Syrian Defense Minister Ali Habib warned that Syria and Iran would “jointly confront attacks” against any of the two countries, according to reports by Iran's semi-official Fars news agency. Iran’s Defense Minister Ahmad Vahidi added that Syria and Iran face a “common enemy” and that the military alliance was an “element of deterrence” against Israel.

The agreement underscores the resilience of Tehran’s alliance with Damascus, despite overtures to the US in the past year, and allows Iran to project the image of a unified front in the face of threats of sanctions and military strikes.

“Syria is keen to remind partners and foes alike that it is keeping its options open,” says Peter Harling, Damascus-based director for Iraq, Syria, and Lebanon at the International Crisis Group.

Posturing aside, however, analysts say that Syria appears reluctant to jeopardize its newly increased respectability on the world stage, for which it struggled after years of international isolation.

The defense agreement came about at Iran’s initiative says Murhaf Jouejati, professor at the National Defense University in Washington. "The Syrians were reluctant to use the clear language [on mutual assistance] that Iran wanted to use,” he said.

No details of the agreement made public

The agreement was announced on Dec. 11 by the official Iranian channel Press TV and followed a three-day visit of Defense Minister Vahidi to Damascus. No details of the text have been made public, but some observers say that the exact contents of the agreement matters less than its political meaning.

Its announcement coincided with intensifying threats of sanctions by the United States and its partners within the United Nations Security Council.

While Syria is “persuaded” that the Iranian nuclear program is for civilian purposes, says Prof. Jouejati, Western states suspect Iran of using the program to build a nuclear weapon – a claim the Iranian authorities have always denied.

Syria has yet to see benefits of thaw with US

Mr.
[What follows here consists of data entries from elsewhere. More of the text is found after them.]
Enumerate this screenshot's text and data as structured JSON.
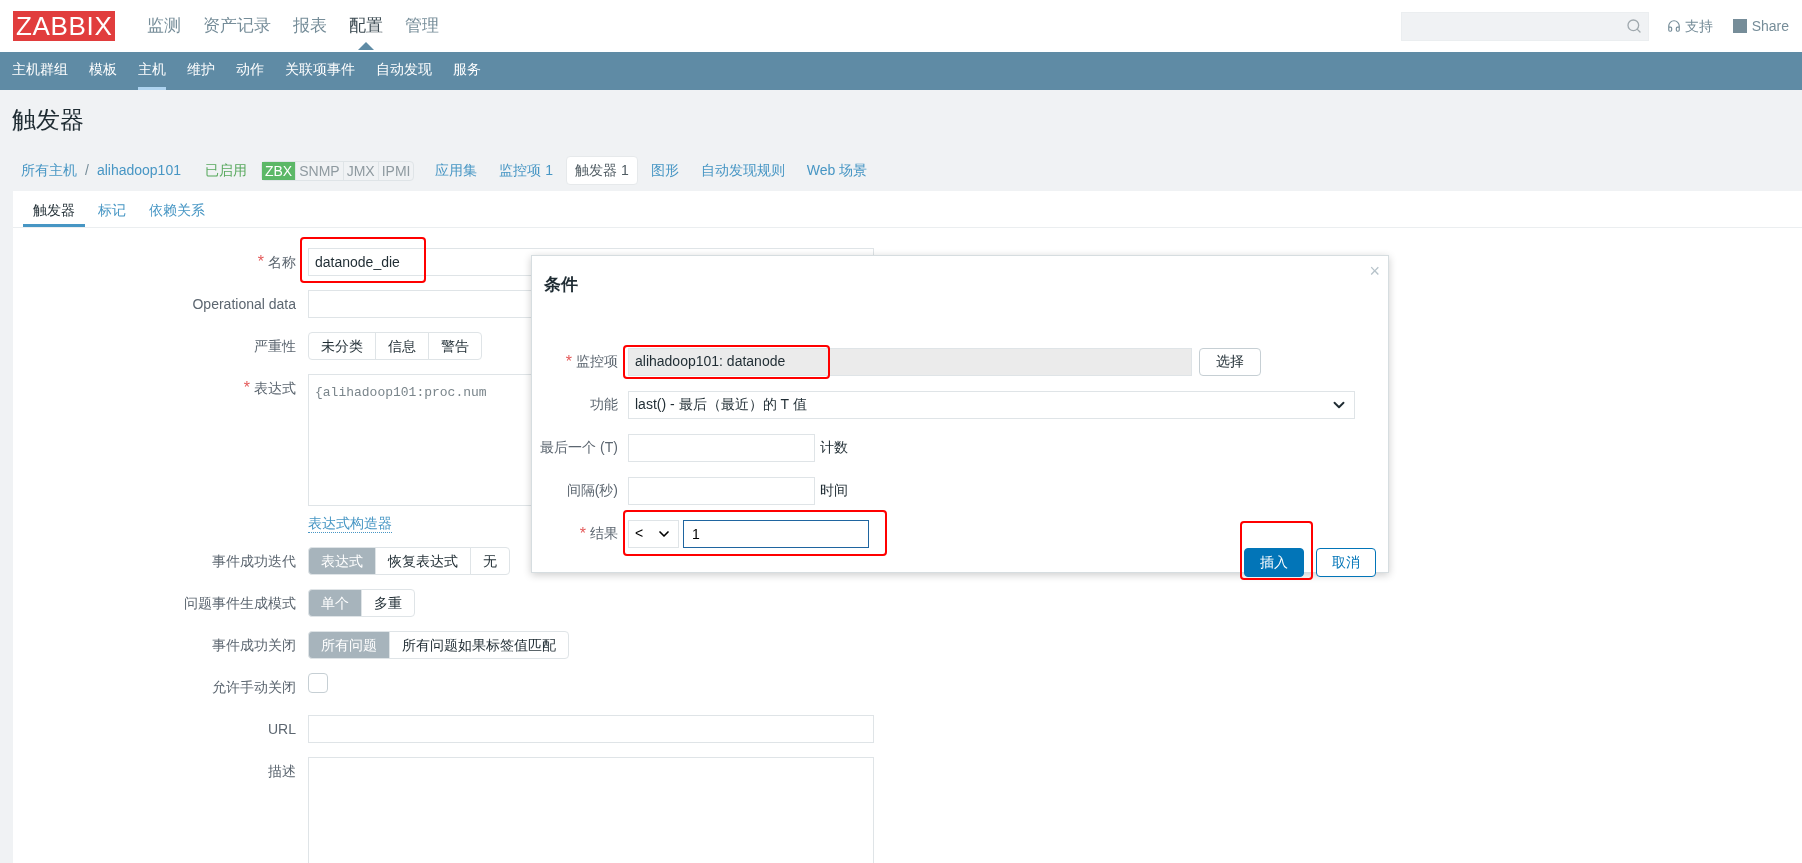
{
  "header": {
    "logo": "ZABBIX",
    "menu": [
      {
        "label": "监测",
        "selected": false
      },
      {
        "label": "资产记录",
        "selected": false
      },
      {
        "label": "报表",
        "selected": false
      },
      {
        "label": "配置",
        "selected": true
      },
      {
        "label": "管理",
        "selected": false
      }
    ],
    "support": "支持",
    "share": "Share"
  },
  "subnav": [
    {
      "label": "主机群组",
      "selected": false
    },
    {
      "label": "模板",
      "selected": false
    },
    {
      "label": "主机",
      "selected": true
    },
    {
      "label": "维护",
      "selected": false
    },
    {
      "label": "动作",
      "selected": false
    },
    {
      "label": "关联项事件",
      "selected": false
    },
    {
      "label": "自动发现",
      "selected": false
    },
    {
      "label": "服务",
      "selected": false
    }
  ],
  "page_title": "触发器",
  "breadcrumb": {
    "all_hosts": "所有主机",
    "separator": "/",
    "host": "alihadoop101",
    "status": "已启用",
    "availability": [
      {
        "label": "ZBX",
        "on": true
      },
      {
        "label": "SNMP",
        "on": false
      },
      {
        "label": "JMX",
        "on": false
      },
      {
        "label": "IPMI",
        "on": false
      }
    ]
  },
  "host_tabs": [
    {
      "label": "应用集",
      "selected": false
    },
    {
      "label": "监控项 1",
      "selected": false
    },
    {
      "label": "触发器 1",
      "selected": true
    },
    {
      "label": "图形",
      "selected": false
    },
    {
      "label": "自动发现规则",
      "selected": false
    },
    {
      "label": "Web 场景",
      "selected": false
    }
  ],
  "form_tabs": [
    {
      "label": "触发器",
      "selected": true
    },
    {
      "label": "标记",
      "selected": false
    },
    {
      "label": "依赖关系",
      "selected": false
    }
  ],
  "form_rows": [
    {
      "kind": "text",
      "label": "名称",
      "required_mark": "*",
      "value": "datanode_die",
      "highlighted": true
    },
    {
      "kind": "text",
      "label": "Operational data",
      "value": "",
      "highlighted": false
    },
    {
      "kind": "segmented",
      "label": "严重性",
      "options": [
        {
          "label": "未分类",
          "selected": false
        },
        {
          "label": "信息",
          "selected": false
        },
        {
          "label": "警告",
          "selected": false
        }
      ]
    },
    {
      "kind": "expression",
      "label": "表达式",
      "required_mark": "*",
      "value": "{alihadoop101:proc.num",
      "link": "表达式构造器"
    },
    {
      "kind": "segmented",
      "label": "事件成功迭代",
      "options": [
        {
          "label": "表达式",
          "selected": true
        },
        {
          "label": "恢复表达式",
          "selected": false
        },
        {
          "label": "无",
          "selected": false
        }
      ]
    },
    {
      "kind": "segmented",
      "label": "问题事件生成模式",
      "options": [
        {
          "label": "单个",
          "selected": true
        },
        {
          "label": "多重",
          "selected": false
        }
      ]
    },
    {
      "kind": "segmented",
      "label": "事件成功关闭",
      "options": [
        {
          "label": "所有问题",
          "selected": true
        },
        {
          "label": "所有问题如果标签值匹配",
          "selected": false
        }
      ]
    },
    {
      "kind": "checkbox",
      "label": "允许手动关闭",
      "checked": false
    },
    {
      "kind": "text",
      "label": "URL",
      "value": "",
      "highlighted": false
    },
    {
      "kind": "textarea",
      "label": "描述",
      "value": ""
    }
  ],
  "dialog": {
    "title": "条件",
    "close": "×",
    "rows": [
      {
        "kind": "item",
        "label": "监控项",
        "required_mark": "*",
        "value": "alihadoop101: datanode",
        "button": "选择",
        "highlighted": true
      },
      {
        "kind": "select",
        "label": "功能",
        "value": "last() - 最后（最近）的 T 值"
      },
      {
        "kind": "input",
        "label": "最后一个 (T)",
        "value": "",
        "suffix": "计数"
      },
      {
        "kind": "input",
        "label": "间隔(秒)",
        "value": "",
        "suffix": "时间"
      },
      {
        "kind": "result",
        "label": "结果",
        "required_mark": "*",
        "operator": "<",
        "value": "1",
        "highlighted": true
      }
    ],
    "buttons": [
      {
        "label": "插入",
        "kind": "primary",
        "highlighted": true
      },
      {
        "label": "取消",
        "kind": "secondary",
        "highlighted": false
      }
    ]
  }
}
Harling argues that ”frequent delegations traveling between the two countries are meant to signal that Syria will not forsake its alliance with Iran, even as it broadens its strategic portfolio through improved diplomatic relations with the West, Turkey and, to a lesser extent, Saudi Arabia.”

But, whereas the rapprochement with France has included a series of high-level visits Syria has yet to see benefits from the thaw with the US. Sanctions remain in force, and an American ambassador has yet to be appointed to Damascus, nearly a year into President Barack Obama’s first term. Meanwhile, peace negotiations with Israel over the Golan Heights remain elusive.

This stance, Harling adds, strengthens Syria's hand in discussions with the US and possible renewed talks with Israel.

Jouejati says Syria “will not forgo its alliance with Iran,” unless it obtains “iron-clad guarantees that it is going to recover the Golan Heights.”